Another very interesting article about testing lens performance against flare, authored by Norman Goldberg, was published in December 1973 issue of Popular Photography. Here we publish the reference table for lens flare, as published by Popular Photography. According to Mr. Goldberg’s words, here is how the test works: the lens is placed at the opening of a large, hollow sphere containing several bright lights. With light flooding the front of the lens from every possible angle, a photomultiplier is used to measure the brightness of the detail-less image, and this measurement is considered to be 100 percent in the flare level. Next, a totally nonreflecting black target is placed at the side of the sphere opposite the lens. A lens with no flare will image the black target totally black, but a lens that has some flare will image the target as if it were some shade of gray. The amount of light present within the image of the black target is measured by the photomultiplier and expressed as a percentage of the first, all-white, 100-percent reading. In the simplest terms, the flare level of a lens is the percentage of light that intrudes into the image of a totally black target from a bright surrounding field of infinite size. Mr. Goldberg continues reporting that 85-, 105-, 135- and 150mm lenses by Asahi performed the same, regardless the series you consider: Super-Takumar or SMC Takumar. Asahi confirmed that some late Super-Takumars were already Super-Multi-Coated, but the old barrels and boxes which were employed didn’t report that. Data about 85-, 105-, 135- and 150mm Super-Takumar lenses were not reported in the reference table, just to prevent readers only looking at the table without reading the text to be fooled not knowing that story.

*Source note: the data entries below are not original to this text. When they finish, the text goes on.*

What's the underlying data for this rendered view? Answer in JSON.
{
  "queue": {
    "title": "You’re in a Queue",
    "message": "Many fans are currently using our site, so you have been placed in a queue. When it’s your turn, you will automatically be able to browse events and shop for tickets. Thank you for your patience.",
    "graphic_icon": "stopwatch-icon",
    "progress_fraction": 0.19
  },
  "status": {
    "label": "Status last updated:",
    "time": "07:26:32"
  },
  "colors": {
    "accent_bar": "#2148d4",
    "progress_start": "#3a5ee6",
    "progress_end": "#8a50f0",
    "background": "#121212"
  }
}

Quite surprisingly, flare level rises as the diaphragm is stopped down in the same lens and also considering different lenses you see that usually the slower the lens the more prone to flare it is. Trying to understand which lenses are best, please keep in mind that only lenses of the same focal length and speed can be compared, hence you cannot compare say a 50mm f/1.4 and a 24mm f/2.8. In any case, different percentage of flare for different focal lengths and speeds will give a correct idea of flare performance of each and every lens. In other words, you cannot say "The SMC Takumar 50mm f/1.4 (0.47%) is better than the Canon FD 24mm f/2.8 (1.42%)" but you can say "The SMC Takumar 50mm f/1.4 suffers less from flare than the Canon FD 24mm f/2.8". When you compare lenses of same focal length and speed you can correctly say "About flare, the SMC Takumar 50mm f/1.4 (0.47%) is twice as good as the Leitz Summilux 50 f/1.4 (0.9%)".